Nationalpark Hohe Tauern: Thomas Veiter von der Mellitzalm ist Almhirte des Jahres

Aus über 15 Bewerbungen hat die Jury Thomas Veiter von der Mellitzalm in St. Veit im Defereggental als „Almhirte des Jahres 2025″ prämiert. Handarbeit und Pferdeeinsatz prägen noch immer den Alltag auf der Mellitzalm.

Die Almen im Nationalpark Hohe Tauern prägen nicht nur das Landschaftsbild der Außenzone, sie sind auch begehrtes Ziel von Erholungssuchenden, wichtiges Element für die Biodiversität und nicht zuletzt auch Arbeitsplatz zahlreicher fleißiger Hirtinnen und Hirten, sowie Almbäuerinnen und Almbauern.

Die Jury bestehend aus Grundbesitzervertreter:innen und der Nationalparkverwaltung hat aus über 15 Bewerber:innen Thomas Veiter, der die Mellitzalm in St. Veit i.D. bewirtschaftet, ausgewählt und mit dem Titel „Almhirte des Jahres“ prämiert.

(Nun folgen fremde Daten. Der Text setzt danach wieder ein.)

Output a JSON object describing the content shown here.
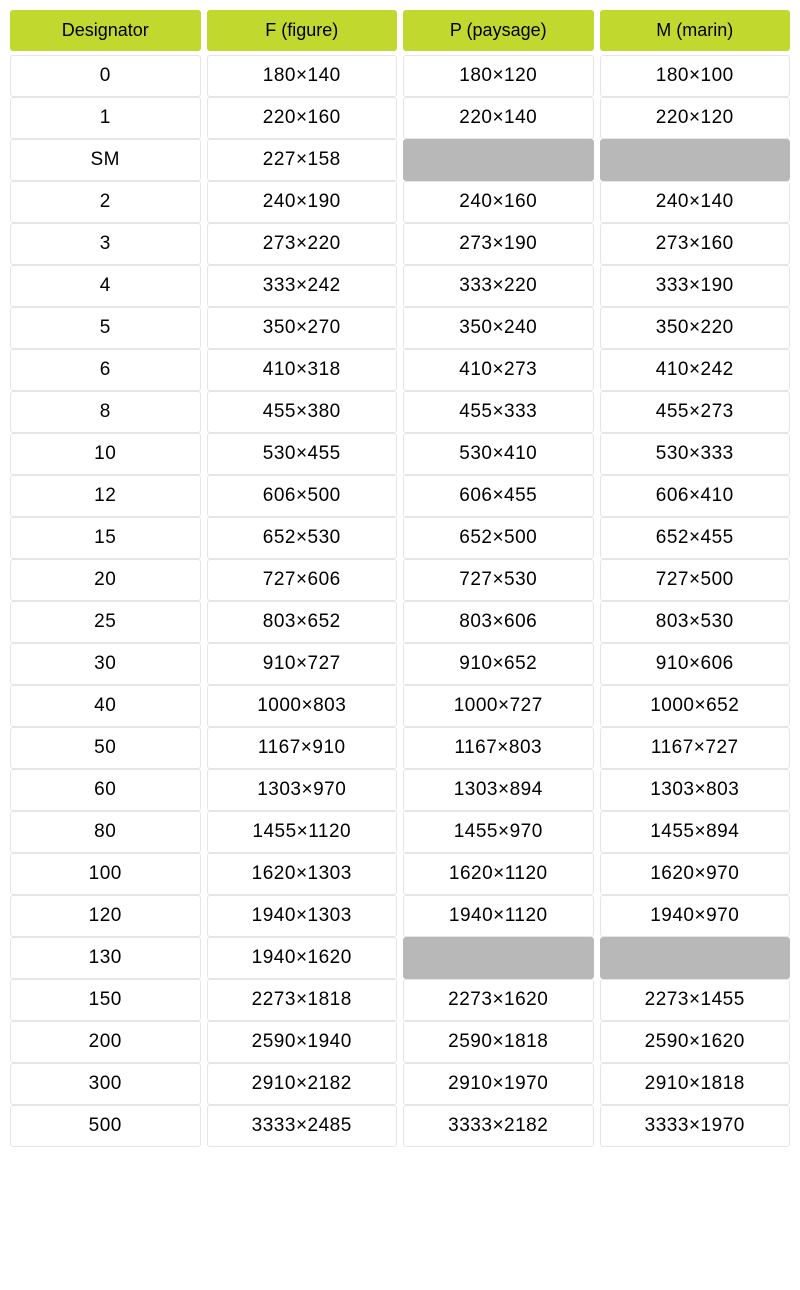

Bereits 1990 half Thomas Veiter seinen Großeltern bei der Arbeit auf der Alm, seit 2005 führt er die Bewirtschaftung selbstständig, unterstützt von seiner Familie. Die Mellitzalm liegt auf 1.850 bis 2.500 Metern Seehöhe in St. Veit im Defereggental. Aufgetrieben werden Fleckvieh-Rinder, Norikerpferde und Bergschafe. Der traditionelle Almauftrieb und Almabtrieb erfolgt zu Fuß, ohne Fahrzeuge – ein Brauch, der vielerorts schon selten geworden ist.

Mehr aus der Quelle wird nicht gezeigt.